Collected Works: III

A story by Leo Gonzales

Image: Untitled by Leo Gonzales

I. The businessman tosses watered down orangey Ford paint on the floor of the tree. It matches autumn maple leaves, and it seeps into the roots. The tree is almost gone, with some branches already fallen. The branches are dry sticks with auburn winds behind it and guidance tells the businessman to carry lumber over to his truckbed. He goes to his pick up and feels a sad wind blow through the window. All the boxes are new and it smells like cardboard when the shipment arrives.

II. The pick up came in time for a vacation, and the weary but young businessman rests his foot on the pedal before moving his way through Louisiana bayous. At a gas station he picks up tobacco and lets the gas funnel through as he moves in light moving from green changing to yellow. After a few minutes, he wonders what incentive he would have with a cash bonus. He loads more strands of tobacco into the husk.

III. At a rest stop, he reserves the pipe by his side and sits by a river. A lone smoke billows and he imagines the native man from work beside him – the things he would ask. He would ask to share tobacco first, and then ask if the native man thought it wrong to pour watered down paint over a tree’s dying roots. The river with steep mossy gorges moved slow; in a deep end a fish jumps past a wild brush. He thinks all stones are the same.

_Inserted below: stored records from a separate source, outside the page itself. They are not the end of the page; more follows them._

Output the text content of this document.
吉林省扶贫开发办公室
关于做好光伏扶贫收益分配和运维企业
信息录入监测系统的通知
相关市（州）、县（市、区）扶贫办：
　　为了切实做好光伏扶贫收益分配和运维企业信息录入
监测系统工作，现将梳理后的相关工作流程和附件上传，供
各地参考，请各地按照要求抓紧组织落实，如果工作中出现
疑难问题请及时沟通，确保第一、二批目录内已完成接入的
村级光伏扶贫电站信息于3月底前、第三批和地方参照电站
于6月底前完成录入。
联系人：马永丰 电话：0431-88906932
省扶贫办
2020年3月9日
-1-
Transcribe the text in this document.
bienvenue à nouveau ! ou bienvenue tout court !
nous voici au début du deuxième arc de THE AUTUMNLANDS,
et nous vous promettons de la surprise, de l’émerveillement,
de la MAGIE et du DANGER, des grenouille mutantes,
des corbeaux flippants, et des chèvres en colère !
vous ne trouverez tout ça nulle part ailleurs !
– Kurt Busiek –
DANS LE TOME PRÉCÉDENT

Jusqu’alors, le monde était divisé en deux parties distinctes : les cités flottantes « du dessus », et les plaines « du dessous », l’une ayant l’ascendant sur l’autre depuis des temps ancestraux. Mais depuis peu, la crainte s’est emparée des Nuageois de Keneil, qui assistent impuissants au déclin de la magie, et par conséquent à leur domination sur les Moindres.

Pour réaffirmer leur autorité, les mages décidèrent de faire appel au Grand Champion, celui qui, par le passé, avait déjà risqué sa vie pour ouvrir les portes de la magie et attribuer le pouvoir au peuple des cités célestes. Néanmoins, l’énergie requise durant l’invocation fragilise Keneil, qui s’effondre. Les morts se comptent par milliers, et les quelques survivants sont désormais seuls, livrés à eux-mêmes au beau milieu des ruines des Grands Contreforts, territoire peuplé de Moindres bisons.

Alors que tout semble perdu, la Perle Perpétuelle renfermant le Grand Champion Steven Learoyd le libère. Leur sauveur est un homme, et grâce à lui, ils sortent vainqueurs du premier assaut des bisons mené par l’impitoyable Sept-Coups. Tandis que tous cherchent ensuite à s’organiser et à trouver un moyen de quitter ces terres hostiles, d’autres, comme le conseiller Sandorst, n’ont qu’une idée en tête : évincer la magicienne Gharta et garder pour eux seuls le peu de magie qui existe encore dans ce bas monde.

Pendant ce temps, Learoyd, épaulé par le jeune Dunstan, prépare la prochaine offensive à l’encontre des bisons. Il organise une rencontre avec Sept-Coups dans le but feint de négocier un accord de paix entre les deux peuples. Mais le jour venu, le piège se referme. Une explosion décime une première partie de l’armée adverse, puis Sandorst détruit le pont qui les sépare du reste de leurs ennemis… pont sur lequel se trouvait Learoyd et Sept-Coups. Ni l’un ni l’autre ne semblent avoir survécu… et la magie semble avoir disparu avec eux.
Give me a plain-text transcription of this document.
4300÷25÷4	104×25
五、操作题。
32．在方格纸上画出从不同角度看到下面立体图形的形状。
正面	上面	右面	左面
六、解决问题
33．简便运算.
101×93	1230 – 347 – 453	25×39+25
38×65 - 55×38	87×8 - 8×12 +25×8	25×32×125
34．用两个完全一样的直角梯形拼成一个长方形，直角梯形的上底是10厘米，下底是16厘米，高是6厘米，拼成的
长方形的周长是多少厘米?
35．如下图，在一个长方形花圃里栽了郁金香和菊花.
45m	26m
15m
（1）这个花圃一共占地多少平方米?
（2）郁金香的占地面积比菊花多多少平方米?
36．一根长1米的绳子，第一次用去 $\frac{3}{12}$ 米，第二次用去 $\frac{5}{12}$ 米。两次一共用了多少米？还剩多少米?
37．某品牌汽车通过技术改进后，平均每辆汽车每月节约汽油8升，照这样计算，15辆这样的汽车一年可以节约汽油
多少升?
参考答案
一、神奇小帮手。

IV. After his vacation, the businessman returns to the dead tree and makes bundles of lumber beneath winds of maple. He carries the bundles by rope and stacks them clean in his truck bed, then the first scuffs of paint. He ties down each bundle with a sigh and drives with another tobacco bowl. Now he asks himself if it were smart to just toss the sticks in the back or to lay down some sort of cloth.

V. The next weekend, he makes a fireplace by the beach and listens to sea foam roll in under some moon. Embers move to one side of him, and he sees orange paint on his skin. He takes his shoes off and turns the truck on, tuning the radio to some station. He loads another tobacco pipe and moves himself into the driver seat with a post card. He wishes he had asked his co-worker, a neighbor, someone. A plume of ash hits the back of his throat and he coughs it out.